The teen, Mike Gruber, was a senior at the mentioned high
school, playing on the St. Rose of Lima CYO basketball league and had a job at
a local King Kullen Supermarket in Massapequa
Park.
After taking a Regents exam at the school on Wednesday, the
teen went to bed that night with flu-like symptoms. The next morning he was
taken to New Island Hospital,
where he died early Thursday afternoon, his relatives and the health department
said, according to the New York Times.
Health officials suggested people who have shared food or
drink with the infected teen should call their doctors for a preventive
antibiotic treatment. They also said persons who worked or shopped in the
grocery store or who had casual contact in a classroom do not need preventive
treatment.
Maintenance staff will clean the high school and other
facilities the student may have frequented, Charles V. Sulc, acting Massapequa superintendent said in a statement. No other
cases of the infection have been reported in the districts.

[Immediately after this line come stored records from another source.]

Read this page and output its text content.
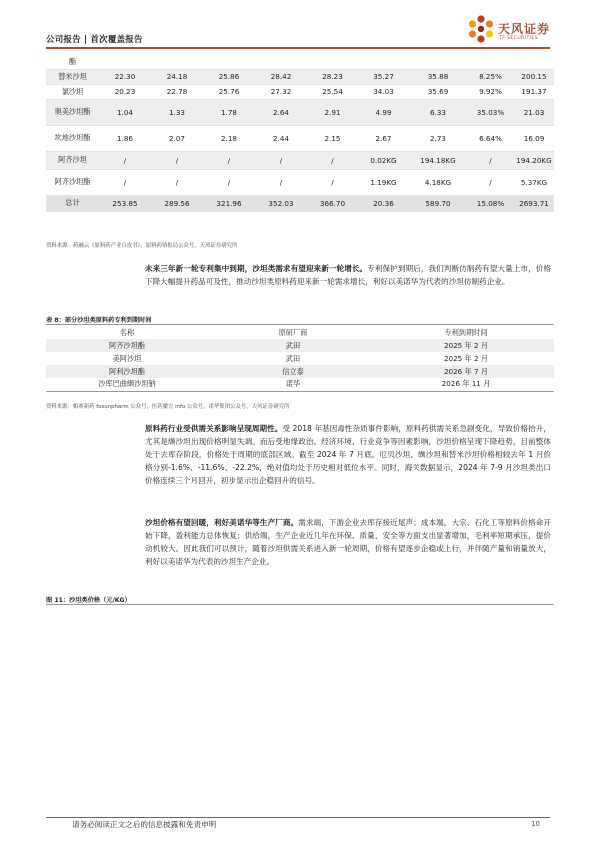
公司报告 | 首次覆盖报告
天风证券
TF SECURITIES
酯									
替米沙坦	22.30	24.18	25.86	28.42	28.23	35.27	35.88	8.25%	200.15
氯沙坦	20.23	22.78	25.76	27.32	25.54	34.03	35.69	9.92%	191.37
奥美沙坦酯	1.04	1.33	1.78	2.64	2.91	4.99	6.33	35.03%	21.03
坎地沙坦酯	1.86	2.07	2.18	2.44	2.15	2.67	2.73	6.64%	16.09
阿齐沙坦	/	/	/	/	/	0.02KG	194.18KG	/	194.20KG
阿齐沙坦酯	/	/	/	/	/	1.19KG	4.18KG	/	5.37KG
总计	253.85	289.56	321.96	352.03	366.70	20.36	589.70	15.08%	2693.71
资料来源：药融云《原料药产业白皮书》，原料药情报局公众号，天风证券研究所
未来三年新一轮专利集中到期，沙坦类需求有望迎来新一轮增长。专利保护到期后，我们判断仿制药有望大量上市，价格下降大幅提升药品可及性，推动沙坦类原料药迎来新一轮需求增长，利好以美诺华为代表的沙坦仿制药企业。
表 8：部分沙坦类原料药专利到期时间
名称	原研厂商	专利到期时间
阿齐沙坦酯	武田	2025 年 2 月
美阿沙坦	武田	2025 年 2 月
阿利沙坦酯	信立泰	2026 年 7 月
沙库巴曲缬沙坦钠	诺华	2026 年 11 月
资料来源：帕赛新药 fosunpharm 公众号，医药魔方 info 公众号，诺华集团公众号，天风证券研究所
原料药行业受供需关系影响呈现周期性。受 2018 年基因毒性杂质事件影响，原料药供需关系急剧变化，导致价格抬升，尤其是缬沙坦出现价格明显失调。而后受地缘政治、经济环境、行业竞争等因素影响，沙坦价格呈现下降趋势，目前整体处于去库存阶段，价格处于周期的底部区域。截至 2024 年 7 月底，厄贝沙坦、缬沙坦和替米沙坦价格相较去年 1 月价格分别-1.6%、-11.6%、-22.2%，绝对值均处于历史相对低位水平。同时，海关数据显示，2024 年 7-9 月沙坦类出口价格连续三个月回升，初步显示出企稳回升的信号。
沙坦价格有望回暖，利好美诺华等生产厂商。需求端，下游企业去库存接近尾声；成本端，大宗、石化工等原料价格命开始下降，盈利能力总体恢复；供给端，生产企业近几年在环保、质量、安全等方面支出显著增加，毛利率短期承压，提价动机较大。因此我们可以预计，随着沙坦供需关系进入新一轮周期，价格有望逐步企稳或上行，并伴随产量和销量放大，利好以美诺华为代表的沙坦生产企业。
图 11：沙坦类价格（元/KG）
请务必阅读正文之后的信息披露和免责申明	10
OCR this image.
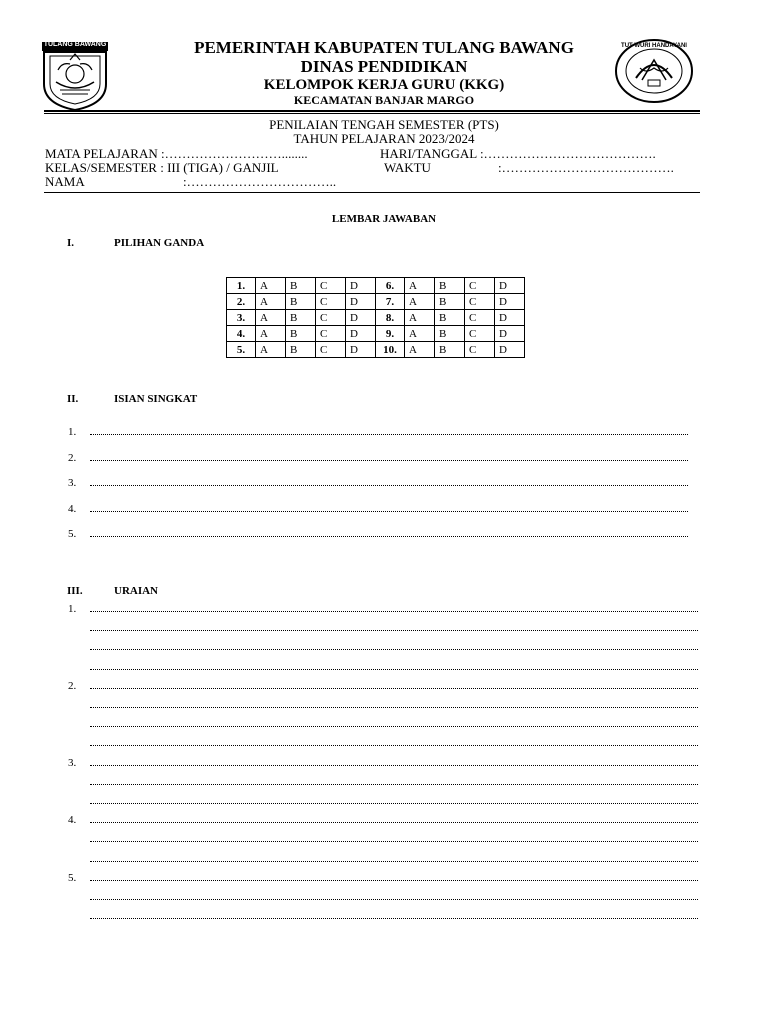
TULANG BAWANG	TUT WURI HANDAYANI
PEMERINTAH KABUPATEN TULANG BAWANG
DINAS PENDIDIKAN
KELOMPOK KERJA GURU (KKG)
KECAMATAN BANJAR MARGO
PENILAIAN TENGAH SEMESTER (PTS)
TAHUN PELAJARAN 2023/2024
MATA PELAJARAN :………………………........	HARI/TANGGAL :………………………………….
KELAS/SEMESTER : III (TIGA) / GANJIL	WAKTU	:………………………………….
NAMA	:……………………………..
LEMBAR JAWABAN
I.	PILIHAN GANDA
1.	A	B	C	D	6.	A	B	C	D
2.	A	B	C	D	7.	A	B	C	D
3.	A	B	C	D	8.	A	B	C	D
4.	A	B	C	D	9.	A	B	C	D
5.	A	B	C	D	10.	A	B	C	D
II.	ISIAN SINGKAT
1.
2.
3.
4.
5.
III.	URAIAN
1.
2.
3.
4.
5.
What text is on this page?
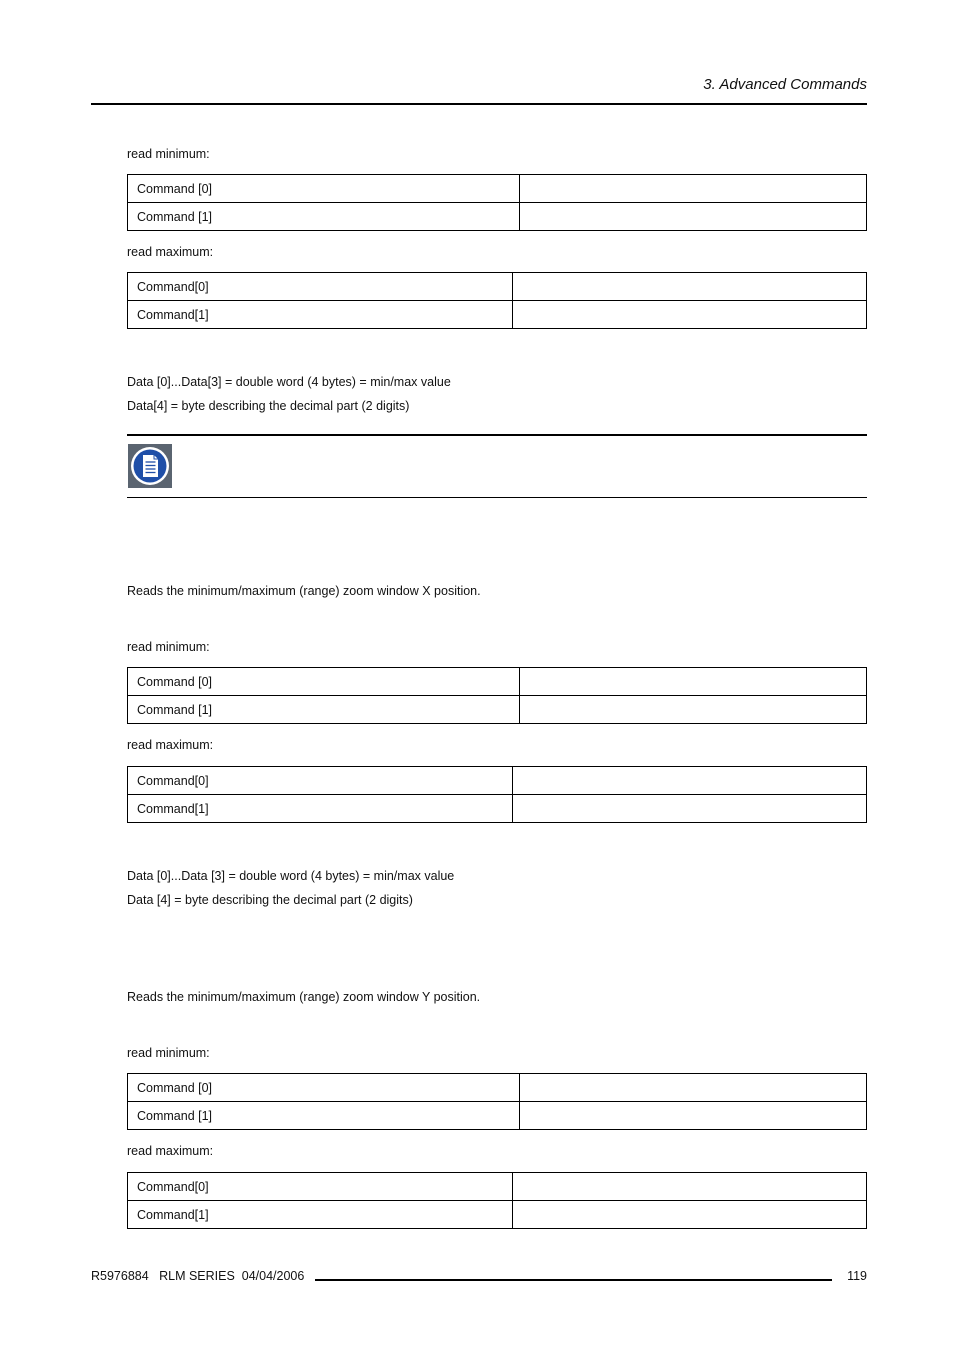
3. Advanced Commands
read minimum:
Command [0]	
Command [1]	
read maximum:
Command[0]	
Command[1]	
Data [0]...Data[3] = double word (4 bytes) = min/max value
Data[4] = byte describing the decimal part (2 digits)
Reads the minimum/maximum (range) zoom window X position.
read minimum:
Command [0]	
Command [1]	
read maximum:
Command[0]	
Command[1]	
Data [0]...Data [3] = double word (4 bytes) = min/max value
Data [4] = byte describing the decimal part (2 digits)
Reads the minimum/maximum (range) zoom window Y position.
read minimum:
Command [0]	
Command [1]	
read maximum:
Command[0]	
Command[1]	
R5976884   RLM SERIES  04/04/2006	119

Meningococcal disease is a bacterial infection of the
bloodstream or meninges, a think lining covering the brain and spinal cord,
caused by the meningococcus germ. Symptoms of the disease often include high
fever, headaches, vomiting, stiff neck and rash. The symptoms appear most often
within 10 days of exposure. Anyone who has any of the mentioned symptoms should
consult their health care providers immediately, the Nassau County Health
Department said.
Between
1,400 and 2,800 people in the Unites States are struck by the disease each
year. Up to 14 percent of these people die and up to one in five survivors
suffer brain damage, amputation and/or hearing loss.
The
most exposed to this disease are infants younger than one year, but disease
incidence peaks again during the teen years.